If your dataset represents tabular data and doesn’t only consist of a __value__ tensor column (such as is created by ray.data.from_numpy()), then the default batch format is pd.DataFrame.

>>> import pandas as pd
>>> df = pd.DataFrame({"foo": ["a", "b"], "bar": [0, 1]})
>>> ds = ray.data.from_pandas(df)
>>> ds  
Dataset(num_blocks=1, num_rows=2, schema={foo: object, bar: int64})
>>> ds.default_batch_format()
<class 'pandas.core.frame.DataFrame'>
>>> next(ds.iter_batches(batch_size=4))
  foo  bar
0   a    0
1   b    1

See also

map_batches()

Call this function to transform batches of data.

iter_batches()

Call this function to iterate over batches of data.

Dataset.num_blocks() int[source]

Return the number of blocks of this dataset.

Note that during read and transform operations, the number of blocks may be dynamically adjusted to respect memory limits, increasing the number of blocks at runtime.

Time complexity: O(1)

Returns

The number of blocks of this dataset.

Dataset.size_bytes() int[source]

Return the in-memory size of the dataset.

Time complexity: O(1)

Returns

The in-memory size of the dataset in bytes, or None if the in-memory size is not known.

Dataset.input_files() List[str][source]

Return the list of input files for the dataset.

Time complexity: O(num input files)

Returns

The list of input files used to create the dataset, or an empty list if the input files is not known.

Dataset.stats() str[source]

Returns a string containing execution timing information.

Dataset.get_internal_block_refs() List[ray.types.ObjectRef[Union[List[ray.data.block.T], pyarrow.Table, pandas.DataFrame, bytes]]][source]

Get a list of references to the underlying blocks of this dataset.

This function can be used for zero-copy access to the data.
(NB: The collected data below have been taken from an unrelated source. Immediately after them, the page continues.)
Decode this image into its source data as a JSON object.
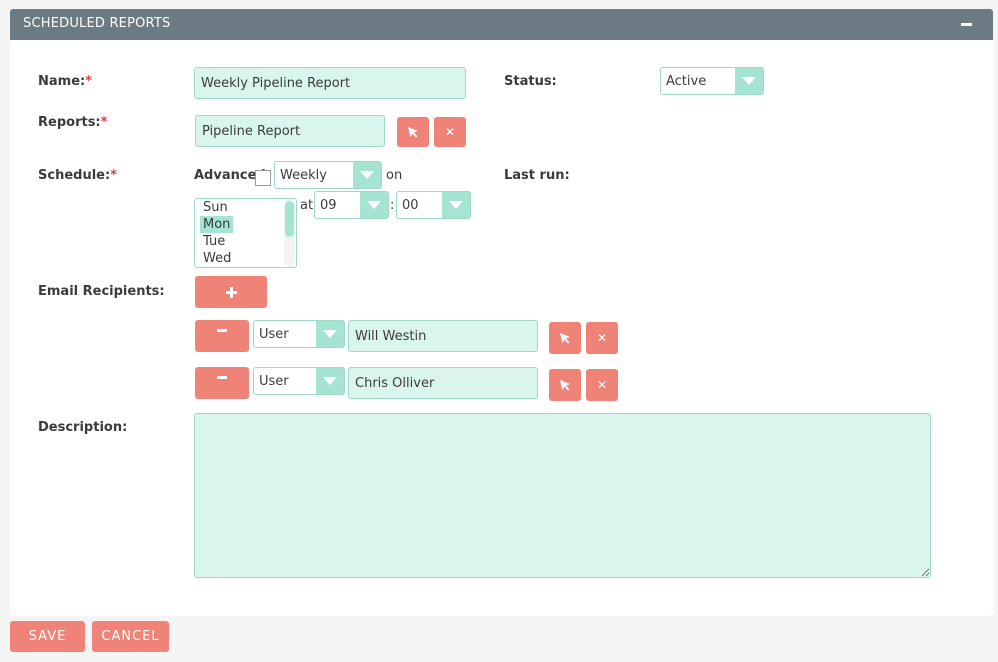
{
  "panel": {
    "title": "SCHEDULED REPORTS"
  },
  "form": {
    "name": {
      "label": "Name:",
      "required_mark": "*",
      "value": "Weekly Pipeline Report"
    },
    "status": {
      "label": "Status:",
      "value": "Active"
    },
    "reports": {
      "label": "Reports:",
      "required_mark": "*",
      "value": "Pipeline Report"
    },
    "schedule": {
      "label": "Schedule:",
      "required_mark": "*",
      "advanced_label": "Advanced",
      "frequency": "Weekly",
      "on_text": "on",
      "at_text": "at",
      "colon": ":",
      "hour": "09",
      "minute": "00",
      "days": [
        "Sun",
        "Mon",
        "Tue",
        "Wed"
      ],
      "selected_day": "Mon"
    },
    "last_run": {
      "label": "Last run:"
    },
    "email_recipients": {
      "label": "Email Recipients:",
      "rows": [
        {
          "type": "User",
          "name": "Will Westin"
        },
        {
          "type": "User",
          "name": "Chris Olliver"
        }
      ]
    },
    "description": {
      "label": "Description:",
      "value": ""
    }
  },
  "footer": {
    "save_label": "SAVE",
    "cancel_label": "CANCEL"
  },
  "colors": {
    "header": "#6b7a83",
    "accent_button": "#f08377",
    "field_fill": "#d9f5ee",
    "field_border": "#9ed8c6",
    "select_arrow": "#a5e3d3",
    "required": "#e5403b"
  }
}
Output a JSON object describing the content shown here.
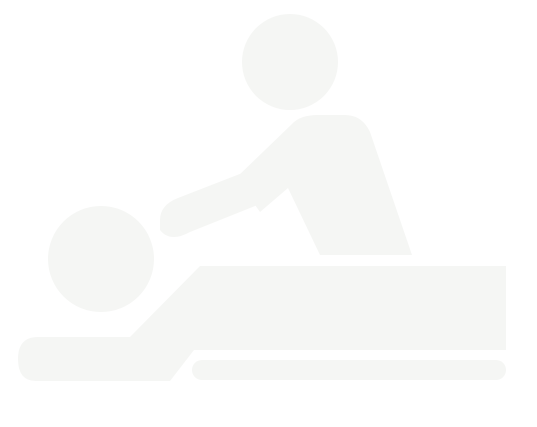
{
  "image": {
    "icon": "massage-therapy-icon",
    "background_color": "#ffffff",
    "figure_color": "#f5f6f4"
  }
}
It blocks until the underlying blocks are computed.

Time complexity: O(1)

Returns

A list of references to this dataset’s blocks.

DeveloperAPI: This API may change across minor Ray releases.

Execution

Dataset.fully_executed() ray.data.dataset.Dataset[ray.data.block.T][source]
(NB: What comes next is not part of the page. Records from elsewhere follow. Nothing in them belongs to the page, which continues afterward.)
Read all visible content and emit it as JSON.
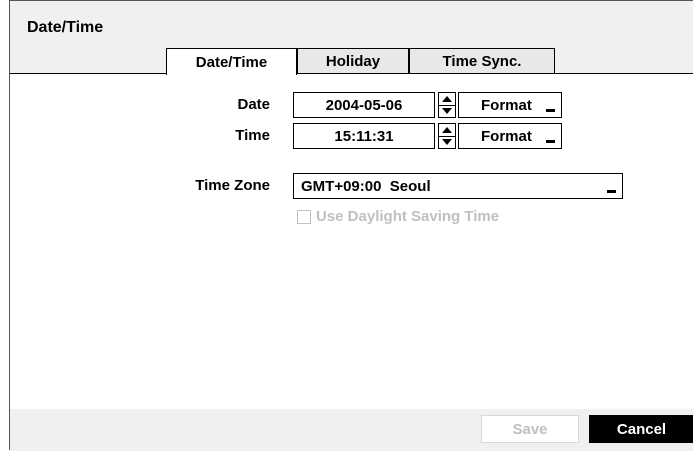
{
  "window": {
    "title": "Date/Time"
  },
  "tabs": [
    {
      "label": "Date/Time",
      "active": true
    },
    {
      "label": "Holiday",
      "active": false
    },
    {
      "label": "Time Sync.",
      "active": false
    }
  ],
  "form": {
    "date": {
      "label": "Date",
      "value": "2004-05-06",
      "format_label": "Format"
    },
    "time": {
      "label": "Time",
      "value": "15:11:31",
      "format_label": "Format"
    },
    "time_zone": {
      "label": "Time Zone",
      "value": "GMT+09:00  Seoul"
    },
    "daylight_saving": {
      "label": "Use Daylight Saving Time",
      "checked": false,
      "enabled": false
    }
  },
  "footer": {
    "save_label": "Save",
    "cancel_label": "Cancel"
  },
  "colors": {
    "disabled_text": "#c0c0c0",
    "cancel_bg": "#000000",
    "panel_bg": "#f0f0f0"
  }
}
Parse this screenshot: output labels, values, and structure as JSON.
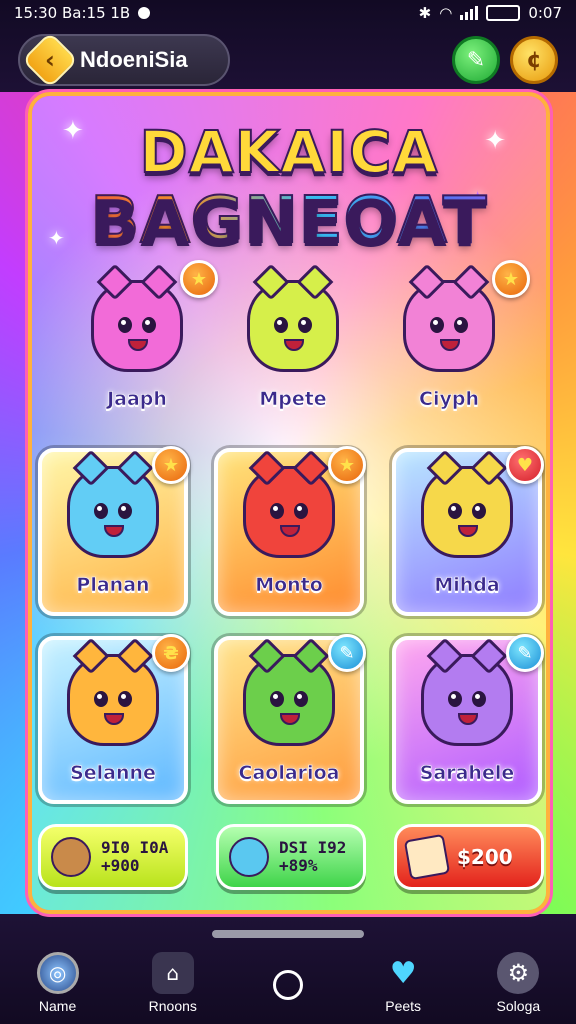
{
  "status_bar": {
    "time_left": "15:30 Ba:15 1B",
    "time_right": "0:07"
  },
  "header": {
    "back_label": "NdoeniSia"
  },
  "banner": {
    "line1": "DAKAICA",
    "line2": "BAGNEOAT"
  },
  "cards": [
    {
      "name": "Jaaph",
      "color": "#f26bd8",
      "badge": "★",
      "badge_color": "orange"
    },
    {
      "name": "Mpete",
      "color": "#d6ef4a",
      "badge": "",
      "badge_color": ""
    },
    {
      "name": "Ciyph",
      "color": "#f282d6",
      "badge": "★",
      "badge_color": "orange"
    },
    {
      "name": "Planan",
      "color": "#62cdf5",
      "badge": "★",
      "badge_color": "orange"
    },
    {
      "name": "Monto",
      "color": "#f0443c",
      "badge": "★",
      "badge_color": "orange"
    },
    {
      "name": "Mihda",
      "color": "#f6d84a",
      "badge": "♥",
      "badge_color": "red"
    },
    {
      "name": "Selanne",
      "color": "#ffb63d",
      "badge": "₴",
      "badge_color": "orange"
    },
    {
      "name": "Caolarioa",
      "color": "#6ccf4b",
      "badge": "✎",
      "badge_color": "blue"
    },
    {
      "name": "Sarahele",
      "color": "#b37cf0",
      "badge": "✎",
      "badge_color": "blue"
    }
  ],
  "rewards": [
    {
      "line1": "9I0 I0A",
      "line2": "+900"
    },
    {
      "line1": "DSI I92",
      "line2": "+89%"
    },
    {
      "line1": "$200",
      "line2": ""
    }
  ],
  "bottom_nav": [
    {
      "label": "Name"
    },
    {
      "label": "Rnoons"
    },
    {
      "label": ""
    },
    {
      "label": "Peets"
    },
    {
      "label": "Sologa"
    }
  ]
}
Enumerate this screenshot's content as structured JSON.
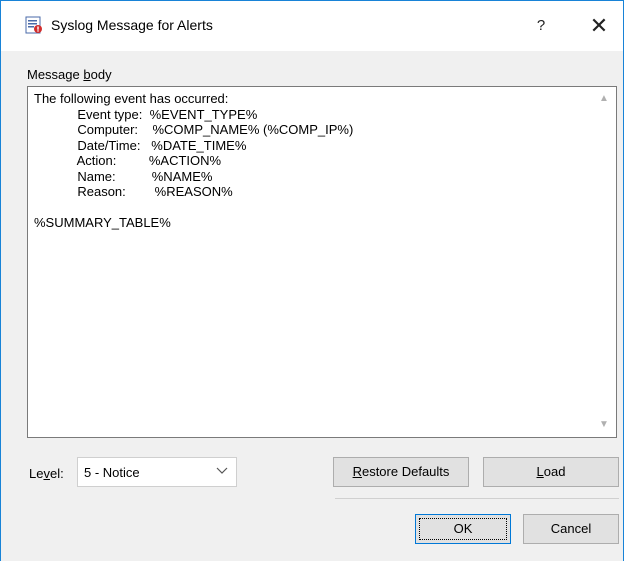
{
  "window": {
    "title": "Syslog Message for Alerts",
    "help_glyph": "?",
    "close_glyph": "✕",
    "app_icon": "syslog-app-icon"
  },
  "message": {
    "label_prefix": "Message ",
    "label_accel": "b",
    "label_suffix": "ody",
    "body": "The following event has occurred:\n            Event type:  %EVENT_TYPE%\n            Computer:    %COMP_NAME% (%COMP_IP%)\n            Date/Time:   %DATE_TIME%\n            Action:         %ACTION%\n            Name:          %NAME%\n            Reason:        %REASON%\n\n%SUMMARY_TABLE%"
  },
  "level": {
    "label_prefix": "Le",
    "label_accel": "v",
    "label_suffix": "el:",
    "selected": "5 - Notice"
  },
  "buttons": {
    "restore_accel": "R",
    "restore_rest": "estore Defaults",
    "load_accel": "L",
    "load_rest": "oad",
    "ok": "OK",
    "cancel": "Cancel"
  },
  "colors": {
    "window_border": "#1883d7",
    "dialog_bg": "#f0f0f0",
    "default_button_border": "#0078d7"
  }
}
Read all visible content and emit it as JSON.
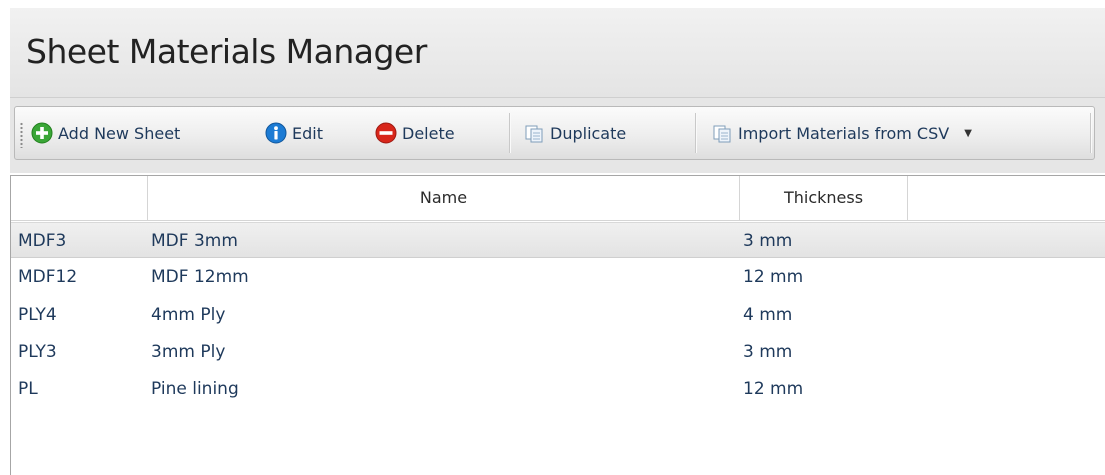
{
  "app": {
    "title": "Sheet Materials Manager"
  },
  "toolbar": {
    "add_label": "Add New Sheet",
    "edit_label": "Edit",
    "delete_label": "Delete",
    "duplicate_label": "Duplicate",
    "import_label": "Import Materials from CSV"
  },
  "table": {
    "columns": [
      "",
      "Name",
      "Thickness",
      ""
    ],
    "rows": [
      {
        "code": "MDF3",
        "name": "MDF 3mm",
        "thickness": "3 mm",
        "selected": true
      },
      {
        "code": "MDF12",
        "name": "MDF 12mm",
        "thickness": "12 mm",
        "selected": false
      },
      {
        "code": "PLY4",
        "name": "4mm Ply",
        "thickness": "4 mm",
        "selected": false
      },
      {
        "code": "PLY3",
        "name": "3mm Ply",
        "thickness": "3 mm",
        "selected": false
      },
      {
        "code": "PL",
        "name": "Pine lining",
        "thickness": "12 mm",
        "selected": false
      }
    ]
  },
  "icons": {
    "add": "plus-circle-icon",
    "edit": "info-icon",
    "delete": "minus-circle-icon",
    "duplicate": "copy-icon",
    "import": "copy-icon",
    "dropdown": "chevron-down-icon"
  },
  "colors": {
    "add_icon": "#3aa637",
    "edit_icon": "#1c7bd4",
    "delete_icon": "#d8261b",
    "text_blue": "#1e395b",
    "selected_row": "#e8e8e8"
  }
}
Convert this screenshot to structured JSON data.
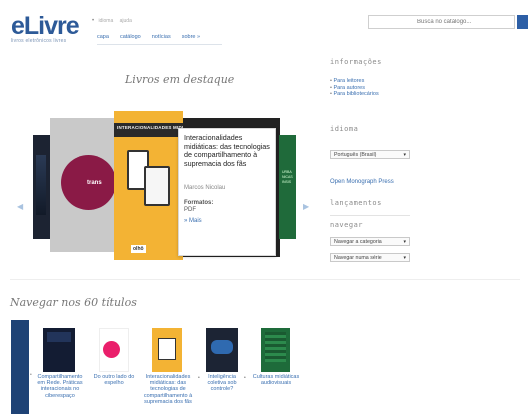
{
  "header": {
    "logo": "eLivre",
    "logo_sub": "livros eletrônicos livres",
    "lang_links": [
      "idioma",
      "ajuda"
    ],
    "nav": [
      "capa",
      "catálogo",
      "notícias",
      "sobre »"
    ],
    "search_placeholder": "Busca no catálogo..."
  },
  "featured": {
    "title": "Livros em destaque",
    "left_arrow": "◀",
    "right_arrow": "▶",
    "main_cover_band": "INTERACIONALIDADES MIDIÁTICAS",
    "main_cover_stamp": "olhō",
    "trans_cover_text": "trans",
    "green_cover_text": "URBA NICAS INSIS",
    "popup": {
      "title": "Interacionalidades midiáticas: das tecnologias de compartilhamento à supremacia dos fãs",
      "author": "Marcos Nicolau",
      "formats_label": "Formatos:",
      "formats": "PDF",
      "more": "» Mais"
    }
  },
  "sidebar": {
    "info_heading": "informações",
    "info_links": [
      "Para leitores",
      "Para autores",
      "Para bibliotecários"
    ],
    "language_heading": "idioma",
    "language_selected": "Português (Brasil)",
    "omp_link": "Open Monograph Press",
    "releases_heading": "lançamentos",
    "browse_heading": "navegar",
    "browse_category": "Navegar a categoria",
    "browse_series": "Navegar numa série"
  },
  "browse": {
    "title": "Navegar nos 60 títulos",
    "books": [
      {
        "caption": "Compartilhamento em Rede. Práticas interacionais no ciberespaço"
      },
      {
        "caption": "Do outro lado do espelho"
      },
      {
        "caption": "Interacionalidades midiáticas: das tecnologias de compartilhamento à supremacia dos fãs"
      },
      {
        "caption": "Inteligência coletiva sob controle?"
      },
      {
        "caption": "Culturas midiáticas audiovisuais"
      }
    ]
  },
  "colors": {
    "brand": "#2d5a98",
    "link": "#3a6fb0",
    "search_button": "#2d5fa6"
  }
}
Force full evaluation of the blocks of this dataset.

This can be used to read all blocks into memory. By default, Datasets doesn’t read blocks from the datasource until the first transform.

Returns

A Dataset with all blocks fully materialized in memory.

Dataset.is_fully_executed() bool[source]

Returns whether this Dataset has been fully executed.
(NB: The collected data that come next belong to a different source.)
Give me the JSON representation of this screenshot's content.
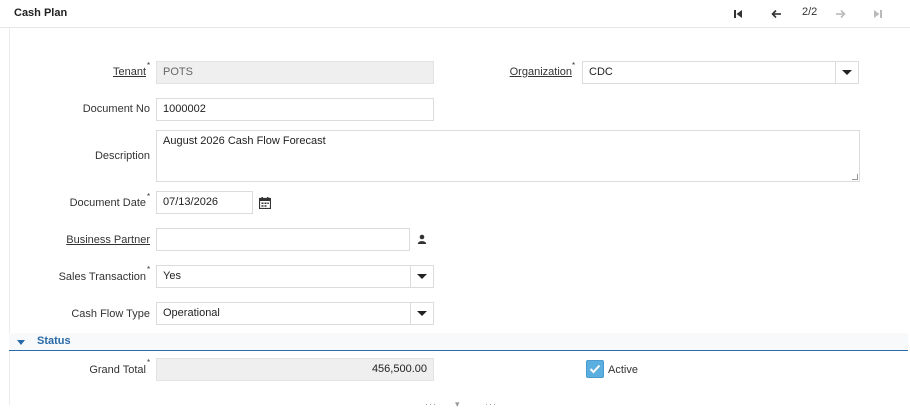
{
  "window": {
    "title": "Cash Plan"
  },
  "nav": {
    "pager": "2/2"
  },
  "form": {
    "tenant": {
      "label": "Tenant",
      "value": "POTS"
    },
    "organization": {
      "label": "Organization",
      "value": "CDC"
    },
    "document_no": {
      "label": "Document No",
      "value": "1000002"
    },
    "description": {
      "label": "Description",
      "value": "August 2026 Cash Flow Forecast"
    },
    "document_date": {
      "label": "Document Date",
      "value": "07/13/2026"
    },
    "business_partner": {
      "label": "Business Partner",
      "value": ""
    },
    "sales_transaction": {
      "label": "Sales Transaction",
      "value": "Yes"
    },
    "cash_flow_type": {
      "label": "Cash Flow Type",
      "value": "Operational"
    }
  },
  "status_section": {
    "label": "Status",
    "grand_total": {
      "label": "Grand Total",
      "value": "456,500.00"
    },
    "active": {
      "label": "Active",
      "checked": true
    }
  },
  "icons": {
    "first": "first-record-icon",
    "prev": "previous-record-icon",
    "next": "next-record-icon",
    "last": "last-record-icon",
    "calendar": "calendar-icon",
    "person": "person-icon"
  },
  "colors": {
    "accent": "#2b6aa8",
    "checkbox": "#5aaee0",
    "readonly_bg": "#efefef"
  }
}
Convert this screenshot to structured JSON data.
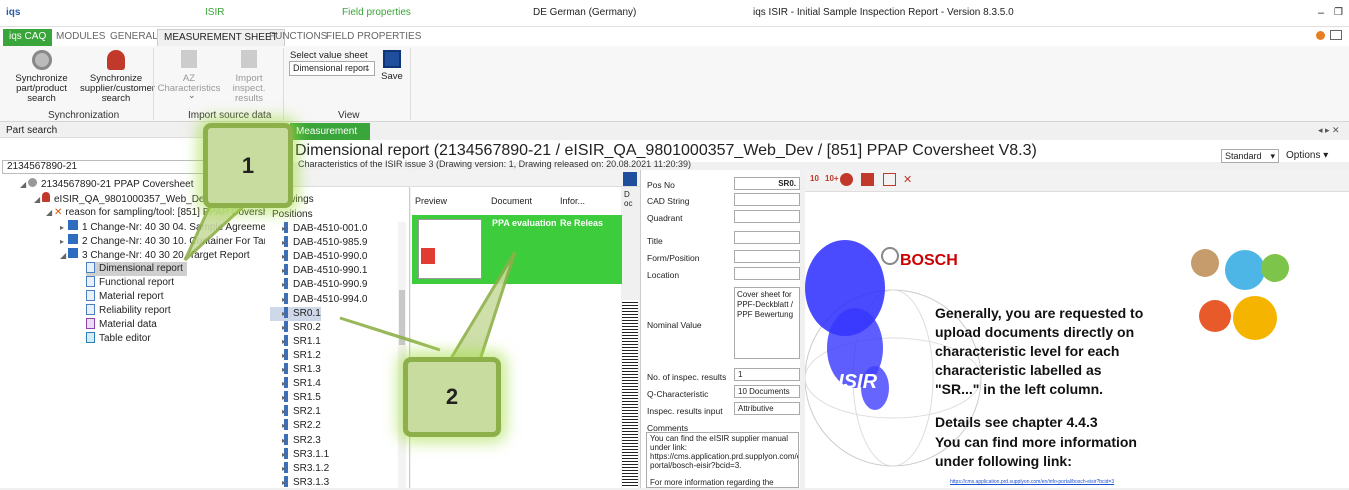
{
  "titlebar": {
    "app_short": "iqs",
    "isir": "ISIR",
    "field_props": "Field properties",
    "language": "DE German (Germany)",
    "window_title": "iqs ISIR - Initial Sample Inspection Report - Version 8.3.5.0"
  },
  "tabs": [
    "iqs CAQ",
    "MODULES",
    "GENERAL",
    "MEASUREMENT SHEET",
    "FUNCTIONS",
    "FIELD PROPERTIES"
  ],
  "ribbon": {
    "sync_part": "Synchronize part/product search",
    "sync_supplier": "Synchronize supplier/customer search",
    "az_char": "AZ Characteristics",
    "import_results": "Import inspect. results",
    "select_value_sheet": "Select value sheet",
    "value_sheet_selected": "Dimensional report",
    "save": "Save",
    "group_sync": "Synchronization",
    "group_import": "Import source data",
    "group_view": "View"
  },
  "left": {
    "header": "Part search",
    "search_value": "2134567890-21",
    "tree": [
      "2134567890-21 PPAP Coversheet",
      "eISIR_QA_9801000357_Web_Dev (980100035",
      "reason for sampling/tool: [851] PPAP Coversheet V",
      "1  Change-Nr: 40 30 04. Sample Agreement",
      "2  Change-Nr: 40 30 10. Container For Target F",
      "3  Change-Nr: 40 30 20. Target Report",
      "Dimensional report",
      "Functional report",
      "Material report",
      "Reliability report",
      "Material data",
      "Table editor"
    ]
  },
  "main": {
    "doc_tab": "Measurement she...",
    "title": "Dimensional report (2134567890-21 / eISIR_QA_9801000357_Web_Dev / [851] PPAP Coversheet V8.3)",
    "subtitle": "Characteristics of the ISIR issue 3 (Drawing version: 1, Drawing released on: 20.08.2021 11:20:39)",
    "standard": "Standard",
    "options": "Options"
  },
  "drawings": {
    "drawings_label": "Drawings",
    "positions_label": "Positions",
    "items": [
      "DAB-4510-001.0",
      "DAB-4510-985.9",
      "DAB-4510-990.0",
      "DAB-4510-990.1",
      "DAB-4510-990.9",
      "DAB-4510-994.0",
      "SR0.1",
      "SR0.2",
      "SR1.1",
      "SR1.2",
      "SR1.3",
      "SR1.4",
      "SR1.5",
      "SR2.1",
      "SR2.2",
      "SR2.3",
      "SR3.1.1",
      "SR3.1.2",
      "SR3.1.3"
    ]
  },
  "docs": {
    "col_preview": "Preview",
    "col_document": "Document",
    "col_info": "Infor...",
    "col_d": "D oc",
    "row_doc": "PPA evaluation",
    "row_info": "Re Releas"
  },
  "form": {
    "pos_no_label": "Pos No",
    "pos_no": "SR0.",
    "cad": "CAD String",
    "quadrant": "Quadrant",
    "title": "Title",
    "form_pos": "Form/Position",
    "location": "Location",
    "nominal": "Nominal Value",
    "nominal_val": "Cover sheet for PPF-Deckblatt / PPF Bewertung",
    "num_results": "No. of inspec. results",
    "num_results_val": "1",
    "qchar": "Q-Characteristic",
    "qchar_val": "10 Documents",
    "input": "Inspec. results input",
    "input_val": "Attributive",
    "comments": "Comments",
    "comments_val": "You can find the eISIR supplier manual under link: https://cms.application.prd.supplyon.com/en/info-portal/bosch-eisir?bcid=3.",
    "comments_more": "For more information regarding the requeste"
  },
  "preview": {
    "brand": "BOSCH",
    "eisir": "eISIR",
    "p1": "Generally, you are requested to",
    "p2": "upload documents directly on",
    "p3": "characteristic level for each",
    "p4": "characteristic labelled as",
    "p5": "\"SR...\" in the left column.",
    "p6": "Details see chapter 4.4.3",
    "p7": "You can find more information",
    "p8": "under following link:",
    "link": "https://cms.application.prd.supplyon.com/en/info-portal/bosch-eisir?bcid=3"
  },
  "callouts": [
    "1",
    "2"
  ]
}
This will return False if this Dataset is lazy and if the output of its final stage hasn’t been computed yet.

Dataset.lazy() ray.data.dataset.Dataset[ray.data.block.T][source]

Enable lazy evaluation.

The returned dataset is a lazy dataset, where all subsequent operations on the dataset won’t be executed until the dataset is consumed (e.g. .take(), .iter_batches(), .to_torch(), .to_tf(), etc.) or execution is manually triggered via .fully_executed().

Serialization

Dataset.has_serializable_lineage() bool[source]

Whether this dataset’s lineage is able to be serialized for storage and later deserialized, possibly on a different cluster.

Only datasets that are created from data that we know will still exist at deserialization time, e.g. data external to this Ray cluster such as persistent cloud object stores, support lineage-based serialization. All of the ray.data.read_*() APIs support lineage-based serialization.

Dataset.serialize_lineage() bytes[source]

Serialize this dataset’s lineage, not the actual data or the existing data futures, to bytes that can be stored and later deserialized, possibly on a different cluster.

Note that this will drop all computed data, and that everything will be recomputed from scratch after deserialization.

Use Dataset.deserialize_lineage() to deserialize the serialized bytes returned from this method into a Dataset.

NOTE: Unioned and zipped datasets, produced by :py:meth`Dataset.union` and Dataset.zip(), are not lineage-serializable.

Returns

Serialized bytes containing the lineage of this dataset.

DeveloperAPI: This API may change across minor Ray releases.

static Dataset.deserialize_lineage(serialized_ds: bytes) ray.data.dataset.Dataset[source]

Deserialize the provided lineage-serialized Dataset.

This assumes that the provided serialized bytes were serialized using Dataset.serialize_lineage().

Parameters

serialized_ds – The serialized Dataset that we wish to deserialize.

Returns

A deserialized Dataset instance.

DeveloperAPI: This API may change across minor Ray releases.